Supreme honor for Manny Pacquiao
The eminent boxing scholar and authority Thomas Hauser, a Hall of Fame writer, said very few of today’s fighters have earned the right to be called great.
He blamed blind, excessive commercialism and loud, shallow publicity.
“The business of boxing today is as much about publicity and hype as it is about merit,” Hauser stated in an exclusive commentary for Boxing Scene.
Greatness has to be earned, he said.
————————So how is greatness (in boxing) achieved?
“Greatness is forged in adversity,” Hauser said.
“It takes a body of work,” he added.
————————So does this make Floyd Mayweather a certified greatest of all time with his magnificent unbeaten record?
“No, a fighter doesn’t have to be unbeaten to be great,” Hauser stressed.
He readily added that Sugar Ray Robinson, Joe Louis, Muhammad Ali and Sugar Ray Leonard proved that.
————————Hauser pushed hard and referred to the great Angelo Dundee, trainer of Ali.
“It’s what fighter does after he loses that makes him great,” Hauser quoted Dundee as saying.
Rating a fighter before his career is over is a perilous exercise in quantifying greatness, Hauser explained. Being immensely talented is different from greatness.
————————Hauser, who wrote the iconic Ali biography, considered the greatest book on The Greatest, said not every fighter who has been inducted into the International Boxing Hall of Fame was great.

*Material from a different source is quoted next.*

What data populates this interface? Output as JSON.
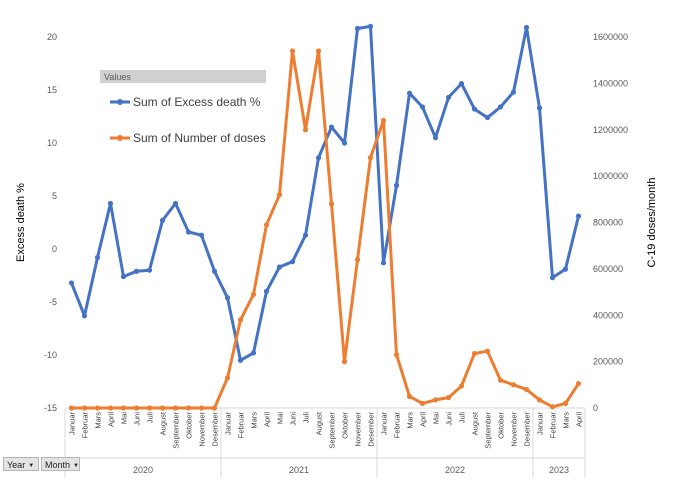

“He must possess the inquisitors that are necessary to prove greatness,” Hauser said, before zeroing in on the core of his thesis:
“Among active fighters today, Manny Pacquiao clearly meets the standard for greatness. In many ways, he’s a throwback fighter. Pacquiao has boxed almost 500 rounds over the course of 71 professional bouts. He has fought 18 times against ten fighters [including Floyd Mayweather and Oscar de la Hoya] who are either in or will be in the Hall of Fame.”